Hallo Jules,
ich hab volles Verständnis dafür, dass du unsicher bist. Und es ist auch völlig im Moment, noch nicht zu wissen, was du für dich tun kannst.
Dafür hast du ja den ersten Schritt gemacht und dir hier Hilfe gesucht.
Zu deiner letzten Frage: Das ist eine knifflige Situation und ich kenne sie selbst gut.
Typisch für Alkoholikerfamilien ist, dass sie den Alkoholiker decken und somit letztlich bei der Aufrechterhaltung seiner Sucht ungewollt unterstützen.
Insofern wäre also der Rat, ihn nicht mehr zu decken, um seine Krankheit nicht länger zu unterstützen.

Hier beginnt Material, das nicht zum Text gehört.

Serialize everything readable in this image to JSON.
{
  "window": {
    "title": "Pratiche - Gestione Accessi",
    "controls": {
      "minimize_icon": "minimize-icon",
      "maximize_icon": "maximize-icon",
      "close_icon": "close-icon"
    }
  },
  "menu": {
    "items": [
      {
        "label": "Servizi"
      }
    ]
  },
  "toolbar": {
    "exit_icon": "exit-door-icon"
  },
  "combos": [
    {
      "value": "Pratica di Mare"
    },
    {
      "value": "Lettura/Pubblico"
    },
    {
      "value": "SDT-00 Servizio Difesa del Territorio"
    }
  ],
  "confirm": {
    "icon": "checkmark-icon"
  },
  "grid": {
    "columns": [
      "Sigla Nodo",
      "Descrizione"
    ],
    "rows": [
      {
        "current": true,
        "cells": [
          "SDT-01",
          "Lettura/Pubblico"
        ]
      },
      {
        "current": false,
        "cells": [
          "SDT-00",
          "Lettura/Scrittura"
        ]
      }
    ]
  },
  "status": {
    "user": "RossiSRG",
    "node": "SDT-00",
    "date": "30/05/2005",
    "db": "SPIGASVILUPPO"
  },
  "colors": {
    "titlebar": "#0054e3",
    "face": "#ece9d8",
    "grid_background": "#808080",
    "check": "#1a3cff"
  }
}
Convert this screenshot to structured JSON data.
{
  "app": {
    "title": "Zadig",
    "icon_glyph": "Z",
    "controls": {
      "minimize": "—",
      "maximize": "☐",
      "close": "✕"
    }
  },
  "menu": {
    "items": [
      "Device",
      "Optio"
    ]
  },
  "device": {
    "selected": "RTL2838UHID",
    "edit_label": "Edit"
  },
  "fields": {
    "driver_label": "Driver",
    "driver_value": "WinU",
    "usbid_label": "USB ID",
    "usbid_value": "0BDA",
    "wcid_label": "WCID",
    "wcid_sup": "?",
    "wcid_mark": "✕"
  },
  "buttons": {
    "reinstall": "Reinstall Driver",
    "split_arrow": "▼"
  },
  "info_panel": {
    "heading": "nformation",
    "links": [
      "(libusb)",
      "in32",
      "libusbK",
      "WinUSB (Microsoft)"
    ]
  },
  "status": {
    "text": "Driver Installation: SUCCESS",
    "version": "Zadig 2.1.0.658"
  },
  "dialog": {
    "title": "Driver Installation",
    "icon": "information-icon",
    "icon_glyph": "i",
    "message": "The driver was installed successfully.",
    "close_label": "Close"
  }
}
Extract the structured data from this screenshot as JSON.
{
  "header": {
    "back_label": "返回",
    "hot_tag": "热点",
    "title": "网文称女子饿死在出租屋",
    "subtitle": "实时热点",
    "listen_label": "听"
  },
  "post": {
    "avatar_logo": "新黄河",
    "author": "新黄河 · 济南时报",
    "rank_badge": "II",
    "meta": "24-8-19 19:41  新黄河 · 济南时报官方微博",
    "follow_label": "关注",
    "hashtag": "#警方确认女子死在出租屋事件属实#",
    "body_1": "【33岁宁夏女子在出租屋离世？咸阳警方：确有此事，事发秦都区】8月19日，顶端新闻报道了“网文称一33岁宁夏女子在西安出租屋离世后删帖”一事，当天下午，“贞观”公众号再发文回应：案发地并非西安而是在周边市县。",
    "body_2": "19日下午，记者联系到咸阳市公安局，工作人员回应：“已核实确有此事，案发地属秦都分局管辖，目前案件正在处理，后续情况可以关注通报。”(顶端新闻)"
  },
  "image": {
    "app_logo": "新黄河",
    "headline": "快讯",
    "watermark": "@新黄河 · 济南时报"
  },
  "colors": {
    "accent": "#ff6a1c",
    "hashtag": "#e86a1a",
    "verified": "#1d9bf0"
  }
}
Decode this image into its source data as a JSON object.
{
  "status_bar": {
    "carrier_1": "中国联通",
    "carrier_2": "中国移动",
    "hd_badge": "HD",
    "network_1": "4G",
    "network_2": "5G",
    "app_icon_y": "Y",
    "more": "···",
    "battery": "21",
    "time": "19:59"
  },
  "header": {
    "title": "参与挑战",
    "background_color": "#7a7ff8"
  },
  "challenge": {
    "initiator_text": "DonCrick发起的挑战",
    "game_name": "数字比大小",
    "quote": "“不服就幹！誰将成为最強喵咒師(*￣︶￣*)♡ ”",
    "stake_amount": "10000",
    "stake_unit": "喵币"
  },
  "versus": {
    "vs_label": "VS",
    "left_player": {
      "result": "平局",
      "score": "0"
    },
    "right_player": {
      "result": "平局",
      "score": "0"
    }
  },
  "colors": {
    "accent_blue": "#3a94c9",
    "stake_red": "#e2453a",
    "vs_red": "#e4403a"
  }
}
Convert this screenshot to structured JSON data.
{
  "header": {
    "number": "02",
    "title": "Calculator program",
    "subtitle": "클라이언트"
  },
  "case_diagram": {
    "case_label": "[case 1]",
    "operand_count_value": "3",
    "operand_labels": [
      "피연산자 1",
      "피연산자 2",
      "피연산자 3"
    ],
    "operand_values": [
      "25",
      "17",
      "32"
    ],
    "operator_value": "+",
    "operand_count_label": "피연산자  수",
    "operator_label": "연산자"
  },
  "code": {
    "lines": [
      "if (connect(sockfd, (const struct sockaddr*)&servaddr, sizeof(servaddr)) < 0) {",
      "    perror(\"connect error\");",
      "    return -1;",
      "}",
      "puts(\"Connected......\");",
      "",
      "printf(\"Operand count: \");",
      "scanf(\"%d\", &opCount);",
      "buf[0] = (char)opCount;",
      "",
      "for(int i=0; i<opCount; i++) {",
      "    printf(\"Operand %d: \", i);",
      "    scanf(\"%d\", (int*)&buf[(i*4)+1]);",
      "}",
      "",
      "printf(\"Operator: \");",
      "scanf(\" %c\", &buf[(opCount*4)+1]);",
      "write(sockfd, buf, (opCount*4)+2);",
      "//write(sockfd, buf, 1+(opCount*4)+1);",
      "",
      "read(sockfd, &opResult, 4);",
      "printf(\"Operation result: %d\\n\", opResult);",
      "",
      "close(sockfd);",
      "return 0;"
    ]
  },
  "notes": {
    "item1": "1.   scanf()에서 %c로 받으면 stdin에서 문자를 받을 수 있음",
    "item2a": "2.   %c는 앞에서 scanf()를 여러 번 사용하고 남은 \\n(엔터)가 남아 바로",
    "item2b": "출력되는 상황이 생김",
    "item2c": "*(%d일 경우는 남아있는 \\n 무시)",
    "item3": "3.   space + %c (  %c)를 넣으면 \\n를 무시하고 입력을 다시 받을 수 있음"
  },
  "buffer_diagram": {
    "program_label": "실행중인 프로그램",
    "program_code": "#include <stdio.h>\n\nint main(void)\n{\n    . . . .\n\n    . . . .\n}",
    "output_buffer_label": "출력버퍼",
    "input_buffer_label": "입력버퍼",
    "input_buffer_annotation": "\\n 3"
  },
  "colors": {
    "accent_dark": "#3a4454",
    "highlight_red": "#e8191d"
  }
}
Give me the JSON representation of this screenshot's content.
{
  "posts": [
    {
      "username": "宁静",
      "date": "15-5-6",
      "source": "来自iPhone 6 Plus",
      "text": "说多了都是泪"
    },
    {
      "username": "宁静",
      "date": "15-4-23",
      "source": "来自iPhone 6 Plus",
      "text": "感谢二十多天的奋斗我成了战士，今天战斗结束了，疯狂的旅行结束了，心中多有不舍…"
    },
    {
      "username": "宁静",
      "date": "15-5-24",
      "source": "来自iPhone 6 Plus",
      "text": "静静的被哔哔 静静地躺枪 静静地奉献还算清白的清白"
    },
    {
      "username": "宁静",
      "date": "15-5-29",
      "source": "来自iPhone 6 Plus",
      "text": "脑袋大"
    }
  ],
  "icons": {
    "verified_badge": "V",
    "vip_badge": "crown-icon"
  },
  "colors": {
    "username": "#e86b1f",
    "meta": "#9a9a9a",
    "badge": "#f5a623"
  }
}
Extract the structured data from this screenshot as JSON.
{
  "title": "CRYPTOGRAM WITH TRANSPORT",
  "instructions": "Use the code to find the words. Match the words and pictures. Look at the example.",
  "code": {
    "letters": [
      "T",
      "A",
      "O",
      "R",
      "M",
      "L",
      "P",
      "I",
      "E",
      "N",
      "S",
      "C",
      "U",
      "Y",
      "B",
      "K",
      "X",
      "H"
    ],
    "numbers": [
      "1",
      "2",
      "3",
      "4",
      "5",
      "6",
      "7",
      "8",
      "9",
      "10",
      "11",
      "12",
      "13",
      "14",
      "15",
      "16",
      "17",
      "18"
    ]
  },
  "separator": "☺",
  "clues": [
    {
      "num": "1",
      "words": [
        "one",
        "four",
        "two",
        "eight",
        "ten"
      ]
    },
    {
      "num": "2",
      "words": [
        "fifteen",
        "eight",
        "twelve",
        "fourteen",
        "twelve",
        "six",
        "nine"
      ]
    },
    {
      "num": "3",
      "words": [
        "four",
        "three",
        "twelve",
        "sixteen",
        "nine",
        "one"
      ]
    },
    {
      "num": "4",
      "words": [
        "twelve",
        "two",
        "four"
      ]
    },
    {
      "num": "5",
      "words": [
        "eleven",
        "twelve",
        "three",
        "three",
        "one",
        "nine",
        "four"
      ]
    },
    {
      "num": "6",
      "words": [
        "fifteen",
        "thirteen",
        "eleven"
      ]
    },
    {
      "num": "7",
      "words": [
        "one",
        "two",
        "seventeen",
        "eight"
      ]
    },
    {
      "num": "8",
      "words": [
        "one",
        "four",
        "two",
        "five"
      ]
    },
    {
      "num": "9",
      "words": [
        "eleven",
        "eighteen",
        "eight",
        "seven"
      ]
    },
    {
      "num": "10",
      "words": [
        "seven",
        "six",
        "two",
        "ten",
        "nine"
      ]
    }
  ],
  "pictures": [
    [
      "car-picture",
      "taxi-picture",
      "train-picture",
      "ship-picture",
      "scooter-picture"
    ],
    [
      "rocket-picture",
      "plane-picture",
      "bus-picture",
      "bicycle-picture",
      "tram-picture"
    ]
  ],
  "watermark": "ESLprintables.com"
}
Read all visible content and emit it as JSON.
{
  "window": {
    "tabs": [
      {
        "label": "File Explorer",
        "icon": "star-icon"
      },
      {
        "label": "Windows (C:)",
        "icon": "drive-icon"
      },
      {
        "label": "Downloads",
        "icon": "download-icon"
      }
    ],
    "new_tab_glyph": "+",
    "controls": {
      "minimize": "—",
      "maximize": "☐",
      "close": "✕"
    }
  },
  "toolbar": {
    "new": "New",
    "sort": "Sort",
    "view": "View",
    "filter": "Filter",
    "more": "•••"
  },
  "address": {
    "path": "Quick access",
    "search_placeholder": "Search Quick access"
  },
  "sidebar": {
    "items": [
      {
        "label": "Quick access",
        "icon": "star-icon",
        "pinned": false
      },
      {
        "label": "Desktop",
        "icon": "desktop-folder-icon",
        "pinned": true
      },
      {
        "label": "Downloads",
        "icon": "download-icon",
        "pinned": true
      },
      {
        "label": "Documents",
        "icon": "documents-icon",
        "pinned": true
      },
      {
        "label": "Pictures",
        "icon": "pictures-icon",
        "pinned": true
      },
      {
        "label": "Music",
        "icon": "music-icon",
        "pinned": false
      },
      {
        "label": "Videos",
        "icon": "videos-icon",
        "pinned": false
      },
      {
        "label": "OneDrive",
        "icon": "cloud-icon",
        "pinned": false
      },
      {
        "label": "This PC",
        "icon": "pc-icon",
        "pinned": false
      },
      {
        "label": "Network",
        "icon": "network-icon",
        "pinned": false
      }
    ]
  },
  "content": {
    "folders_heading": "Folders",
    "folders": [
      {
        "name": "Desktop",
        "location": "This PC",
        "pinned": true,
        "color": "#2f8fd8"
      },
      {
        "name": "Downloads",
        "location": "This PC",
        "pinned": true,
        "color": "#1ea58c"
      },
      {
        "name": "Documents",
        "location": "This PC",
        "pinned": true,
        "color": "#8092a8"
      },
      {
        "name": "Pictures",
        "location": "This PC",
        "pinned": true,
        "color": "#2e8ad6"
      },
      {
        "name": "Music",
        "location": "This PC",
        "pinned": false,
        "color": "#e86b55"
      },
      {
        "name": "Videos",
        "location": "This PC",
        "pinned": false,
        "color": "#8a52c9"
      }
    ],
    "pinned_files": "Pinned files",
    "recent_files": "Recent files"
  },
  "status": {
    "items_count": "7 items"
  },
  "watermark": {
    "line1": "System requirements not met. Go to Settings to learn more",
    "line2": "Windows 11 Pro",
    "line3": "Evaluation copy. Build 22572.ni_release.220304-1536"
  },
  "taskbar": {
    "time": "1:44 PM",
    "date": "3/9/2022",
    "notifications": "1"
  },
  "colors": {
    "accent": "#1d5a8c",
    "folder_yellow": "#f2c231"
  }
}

Auf der anderen Seite denkt und fühlt ein Alkoholiker, der eben nicht abstinent ist, anders und ist irgendwie fürchterlich empfindlich und leicht erregbar. Ich hab das auch bei mir selbst so erlebt, als ich noch regelmäßig getrunken habe. Seit ich abstinent bin, denke ich anders, sehr ich irgendwie klarer. Du selbst hast diesen merkwürdigen Zustand bei deinem Mann erlebt, der dich dann sogar in Gegenwart deiner Kinder beleidigt.
Ich frage mal zurück: Könnte es DICH unterstützen, mit der restlichen Familie darüber zu sprechen? Wie sind die so drauf? Schlagen die sich eher auf seine Seite und suchen womöglich noch die Schuld bei dir oder sind das mögliche Ressourcen für dich/ Unterstützer?
Dich beschäftigt der Gedanke, ob du das gute Verhältnis zwischen deiner Großen und ihrem Vater zerstören könntest. Ich glaube ehrlich gesagt nicht, dass Einsicht in das Krankheitsbild eines Alkoholikers das gute Verhältnis zwischen Tochter und Vater ernsthaft gefährden könnte. Ich denke, dass es eher helfen kann, ein gewisses Verhalten des Vaters besser einschätzen zu können. Alkoholismus ist eine ziemlich vielschichtige Krankheit. Diesbezüglich könnte es sehr hilfreich sein, wenn du dich mehr in die Thematik einliest. Und auch in die Problematik „Co-Abhängigkeit“.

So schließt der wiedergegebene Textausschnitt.